Kevin: WOW! This week, I was blown away by Lois McMaster Bujold’s VORKOSIGAN SAGA. I’d been familiar with her Chalion books and meant to get to the VORKOSIGAN SAGA earlier, and I’m quite glad to have finally reached that point on my to-read list. Since Bujold wrote the Saga a little out of chronological order, I’m reading the novels in a different order than publishing order. It’s been three days, and I’ve devoured Shards of Honor, Barrayar, The Warrior’s Apprentice,The Vor Game, and Cetaganda. This series is definitely something sci-fi/space opera fans should check out; I’d recommend starting with The Warrior’s Apprentice, as the previous two novels in chronological order aren’t quite as excellent as the ones about our protagonist, Miles Vorkosigan. Happy reading!
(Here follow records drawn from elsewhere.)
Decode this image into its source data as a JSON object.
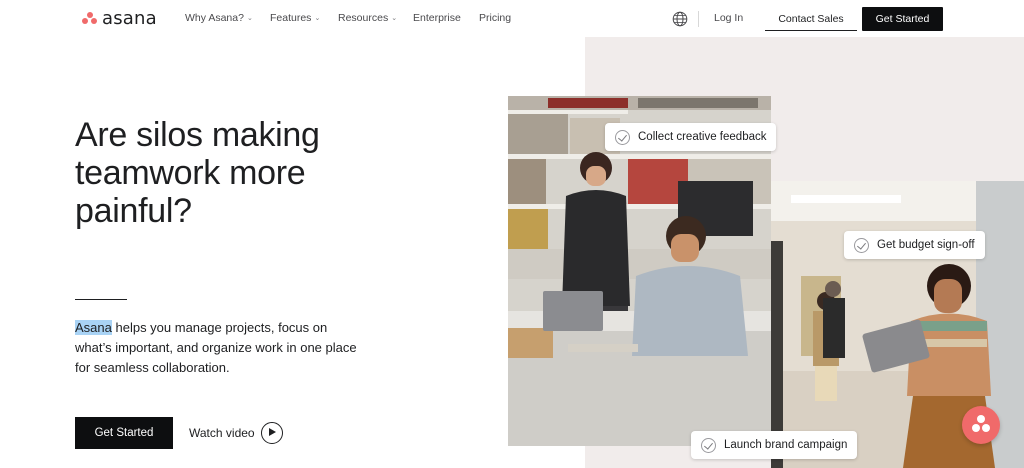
{
  "nav": {
    "logo_text": "asana",
    "items": [
      {
        "label": "Why Asana?",
        "has_caret": true
      },
      {
        "label": "Features",
        "has_caret": true
      },
      {
        "label": "Resources",
        "has_caret": true
      },
      {
        "label": "Enterprise",
        "has_caret": false
      },
      {
        "label": "Pricing",
        "has_caret": false
      }
    ],
    "globe_icon": "globe-icon",
    "login_label": "Log In",
    "contact_sales_label": "Contact Sales",
    "get_started_label": "Get Started"
  },
  "hero": {
    "title": "Are silos making teamwork more painful?",
    "desc_highlight": "Asana",
    "desc_rest": " helps you manage projects, focus on what’s important, and organize work in one place for seamless collaboration.",
    "cta_label": "Get Started",
    "watch_video_label": "Watch video",
    "play_icon": "play-circle-icon"
  },
  "illustration": {
    "chips": [
      {
        "label": "Collect creative feedback",
        "icon": "check-circle-icon"
      },
      {
        "label": "Get budget sign-off",
        "icon": "check-circle-icon"
      },
      {
        "label": "Launch brand campaign",
        "icon": "check-circle-icon"
      }
    ]
  },
  "colors": {
    "brand_coral": "#f06a6a",
    "text_dark": "#1e1f21",
    "button_black": "#0d0e10",
    "panel_bg": "#f1eceb",
    "highlight": "#a9d3f5"
  },
  "fab_icon": "asana-chat-icon"
}
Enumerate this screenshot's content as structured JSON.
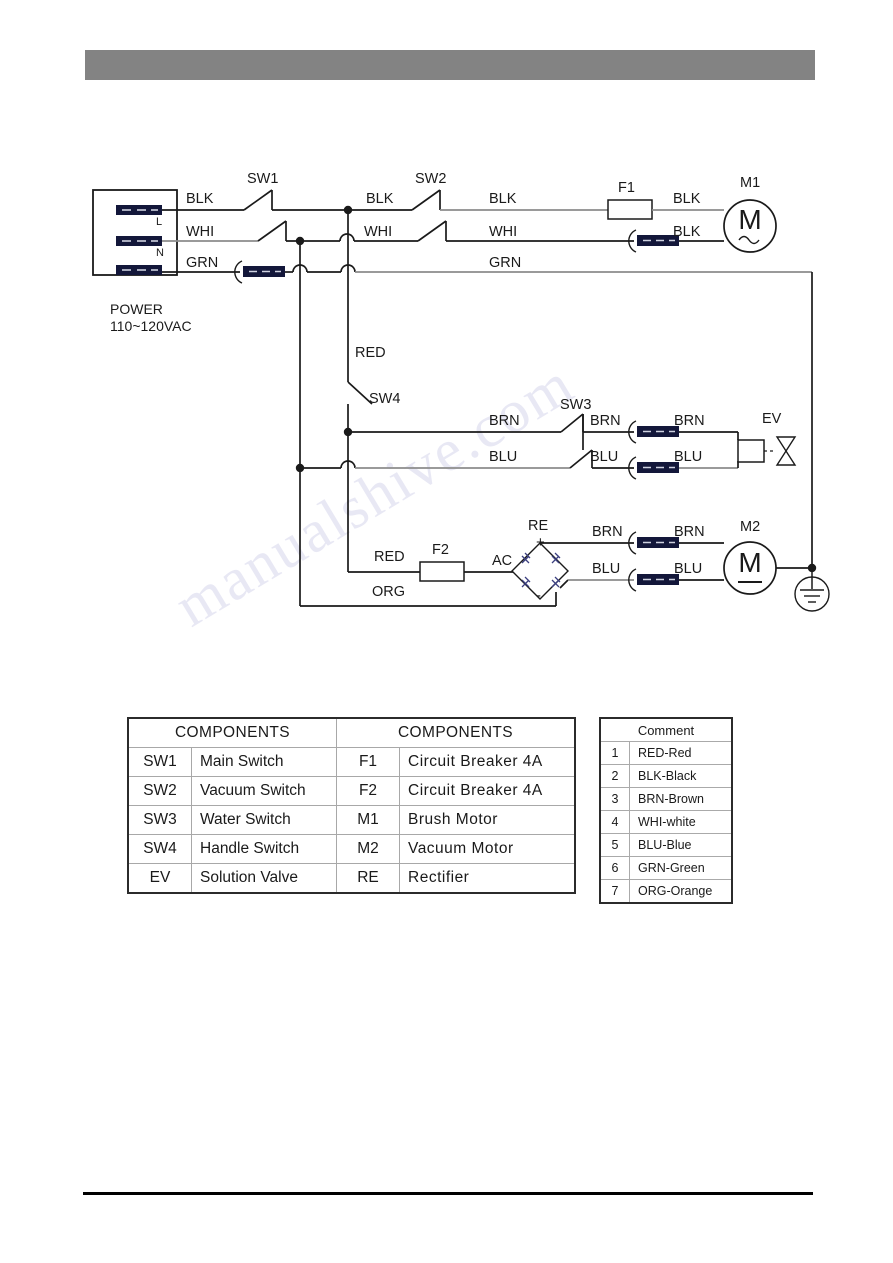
{
  "page": {
    "header_bar_color": "#838383",
    "background": "#ffffff",
    "watermark_text": "manualshive.com"
  },
  "diagram": {
    "power_source": {
      "name": "POWER",
      "voltage": "110~120VAC",
      "terminals": [
        {
          "label": "L",
          "wire": "BLK"
        },
        {
          "label": "N",
          "wire": "WHI"
        },
        {
          "label": "",
          "wire": "GRN"
        }
      ]
    },
    "wire_labels": {
      "blk": "BLK",
      "whi": "WHI",
      "grn": "GRN",
      "red": "RED",
      "org": "ORG",
      "brn": "BRN",
      "blu": "BLU"
    },
    "components": {
      "sw1": "SW1",
      "sw2": "SW2",
      "sw3": "SW3",
      "sw4": "SW4",
      "f1": "F1",
      "f2": "F2",
      "m1": "M1",
      "m2": "M2",
      "ev": "EV",
      "re": "RE",
      "ac": "AC",
      "plus": "+",
      "minus": "-",
      "motor_ac_glyph": "M",
      "motor_dc_glyph": "M"
    },
    "top_branch": {
      "line1_segments": [
        "BLK",
        "BLK",
        "BLK",
        "BLK"
      ],
      "line2_segments": [
        "WHI",
        "WHI",
        "WHI",
        "BLK"
      ],
      "line3_segments": [
        "GRN",
        "GRN"
      ]
    },
    "valve_branch": {
      "upper_segments": [
        "BRN",
        "BRN",
        "BRN"
      ],
      "lower_segments": [
        "BLU",
        "BLU",
        "BLU"
      ]
    },
    "motor_branch": {
      "input_upper": "RED",
      "input_lower": "ORG",
      "output_upper": [
        "BRN",
        "BRN"
      ],
      "output_lower": [
        "BLU",
        "BLU"
      ]
    }
  },
  "components_table": {
    "header_left": "COMPONENTS",
    "header_right": "COMPONENTS",
    "rows": [
      {
        "code_l": "SW1",
        "desc_l": "Main Switch",
        "code_r": "F1",
        "desc_r": "Circuit  Breaker  4A"
      },
      {
        "code_l": "SW2",
        "desc_l": "Vacuum Switch",
        "code_r": "F2",
        "desc_r": "Circuit  Breaker  4A"
      },
      {
        "code_l": "SW3",
        "desc_l": "Water Switch",
        "code_r": "M1",
        "desc_r": "Brush Motor"
      },
      {
        "code_l": "SW4",
        "desc_l": "Handle Switch",
        "code_r": "M2",
        "desc_r": "Vacuum Motor"
      },
      {
        "code_l": "EV",
        "desc_l": "Solution Valve",
        "code_r": "RE",
        "desc_r": "Rectifier"
      }
    ]
  },
  "comment_table": {
    "header": "Comment",
    "rows": [
      {
        "num": "1",
        "text": "RED-Red"
      },
      {
        "num": "2",
        "text": "BLK-Black"
      },
      {
        "num": "3",
        "text": "BRN-Brown"
      },
      {
        "num": "4",
        "text": "WHI-white"
      },
      {
        "num": "5",
        "text": "BLU-Blue"
      },
      {
        "num": "6",
        "text": "GRN-Green"
      },
      {
        "num": "7",
        "text": "ORG-Orange"
      }
    ]
  }
}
Marion: I finished Eudora Welty’s 1972 Pulitzer-Prize-winning novel The Optimist’s Daughter, which I enjoyed, but had a few problems with. Even with the problems, Welty’s prose is a like a long walk along the seaside, or around a placid lake. I read Alex Grecian’s The Yard, a history-mystery set in Scotland Yard in the immediate aftermath of Jack the Ripper’s murders. The story moved right along, with a bushel of characters and if there were a few (dozen) anachronisms… well, not everything’s perfect. It’s clearly the first book of a series. I was positive that BBC’s Ripper Street was based on this book, but apparently not… it just has the same time period, the same premise and similar characters. I also finished Caliban’s War, by James S.A. Corey, and thoroughly enjoyed it! I’ll be going out to buy the third book in THE EXPANSE series soon. Today (Friday) I cracked open Louise Erdrich’s magical-realistic novel The Antelope Wife.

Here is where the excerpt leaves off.